UK Reaction: Energy pushes headline lower, but strength in services sees core remain elevated
- CPI inflation eased to 6.8% year-on-year (y/y) in July, driven primarily by falling energy prices. This came in line with Refinitiv consensus expectations and Bank of England (BoE) forecasts.
- Core CPI remained at 6.9% - above consensus estimates of an easing to 6.8%. Strength in core driven by pick up in core services offsetting falls seen in core goods. Services CPI rose to 7.4% from 7.2% prior driven by increases in airfare prices.
- We continue to expect the BoE to hike by 25 basis points (bps) at its next meeting in September, bringing Bank Rate to 5.5%, which we think will prove a peak. Upcoming inflation and labour market releases remain important.
CPI inflation eased to 6.8% y/y in July from 7.9% in June. This came in line with Refinitiv consensus estimates and the BoE's forecast published earlier this month. Core CPI inflation remained at 6.9% a touch above consensus expectations of core falling to 6.8%. Retail Price Index (RPI) inflation fell to 9% (in line with expectations) whilst Retail Price Index excluding mortgage interest payments (RPIX) fell to 7.9%.
The slowdown in prices was driven by falling electricity and gas prices as the Office of Gas and Electricity Markets price cap was lowered to £2,074 in July, falling below the Government's Energy Price Guarantee cap of £2,500 prior. The fall in household energy costs contributed 0.8 percentage points (ppt) out of the total 1.1ppt fall. The downward contribution of energy to inflation has turned negative, but has further to go; we expect energy costs to fall again in October lowering headline inflation by around 1.6ppt. Petrol prices rising slower than last year also contributed to the decline (-0.1ppt).
The pace of price increase in food decelerated considerably adding to the disinflation (0.3ppts out of total 1.1ppt fall). Food prices rose by 0.1% between July and June, compared to a staggering monthly increase of 2.2% last year. Annual food inflation now stands at 14.8% down from a peak of 19.1% in March 2023. The easing was broad based with 10 out of 11 food classes seeing a fall in the annual inflation rate, with some staples such milk, eggs and cheese seeing prices fall on the month. Clearly food inflation remains uncomfortably high, but when taken alongside evidence of a continued easing in input prices and price cuts of staples in stores, we expect food prices to continue to moderate over the coming months.

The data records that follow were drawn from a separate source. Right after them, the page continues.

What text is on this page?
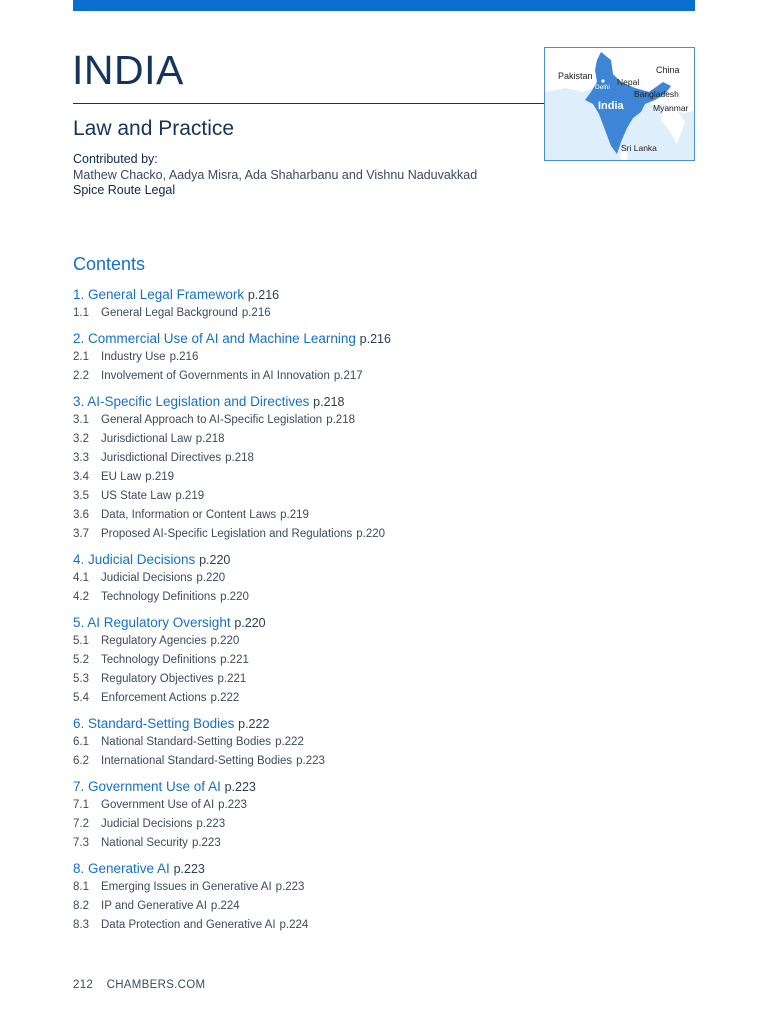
INDIA
Law and Practice
Contributed by:
Mathew Chacko, Aadya Misra, Ada Shaharbanu and Vishnu Naduvakkad
Spice Route Legal
Pakistan
China
Nepal
Delhi
Bangladesh
India	Myanmar
Sri Lanka
Contents
1. General Legal Framework p.216
1.1	General Legal Background p.216
2. Commercial Use of AI and Machine Learning p.216
2.1	Industry Use p.216
2.2	Involvement of Governments in AI Innovation p.217
3. AI-Specific Legislation and Directives p.218
3.1	General Approach to AI-Specific Legislation p.218
3.2	Jurisdictional Law p.218
3.3	Jurisdictional Directives p.218
3.4	EU Law p.219
3.5	US State Law p.219
3.6	Data, Information or Content Laws p.219
3.7	Proposed AI-Specific Legislation and Regulations p.220
4. Judicial Decisions p.220
4.1	Judicial Decisions p.220
4.2	Technology Definitions p.220
5. AI Regulatory Oversight p.220
5.1	Regulatory Agencies p.220
5.2	Technology Definitions p.221
5.3	Regulatory Objectives p.221
5.4	Enforcement Actions p.222
6. Standard-Setting Bodies p.222
6.1	National Standard-Setting Bodies p.222
6.2	International Standard-Setting Bodies p.223
7. Government Use of AI p.223
7.1	Government Use of AI p.223
7.2	Judicial Decisions p.223
7.3	National Security p.223
8. Generative AI p.223
8.1	Emerging Issues in Generative AI p.223
8.2	IP and Generative AI p.224
8.3	Data Protection and Generative AI p.224
212 CHAMBERS.COM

Falls in communication prices also contributed to the decline (-0.1ppt) as prices eased 2.5% on the month. Transport prices also picked up more than usual in July. Increases in the price of transport services contributed positively to inflation (0.1ppt) with airfares driving this increase, rising by 25.3% on the month.
Core and services CPI, which have risen in recent months fuelling fears of inflation persistence, remain elevated. Core inflation remained at 6.9% and services inflation rose further to 7.4%, with the pick-up in services inflation equalling May as the highest reading seen since March 1992. The momentum in core inflation has cooled considerably with the one month annualised core CPI at 3.8% and todays Producer Price Inflation release also showed core producer output prices fell further to 2.3% this month. We expect core inflation to continue to ease, but expect core goods to do much of the heavy lifting. For services there is more uncertainty and we expect this measure to be slower to decline; the pickup seen in this month's data was driven in part by airfares which tends to be volatile and much of the pickup will unwind after school holidays in September, but the strength of yesterday's wage data points to pressure on services prices which is likely to endure.
The BoE's Monetary Policy Committee (MPC) next meets on 21 September, when we expect it to deliver a 25bps hike bringing Bank Rate to 5.5%. Before the September meeting we will also receive another round of inflation and labour market data which will remain important. The BoE has indicated that the current level of Bank Rate is restrictive, and their preference to hold rates at its peak for longer, rather than taking rate further into restrictive territory and cutting rates earlier, but this can only occur if the data allows them to pause. By the time November comes around we expect to see further signs of slowing in the labour market and an easing of price pressures we think which will allow the MPC to pause its hiking cycle. We think the BoE will begin cutting rates in the second half of 2024, pencilling 50bps of cuts in total, bringing Bank Rate to 5% by end-2024.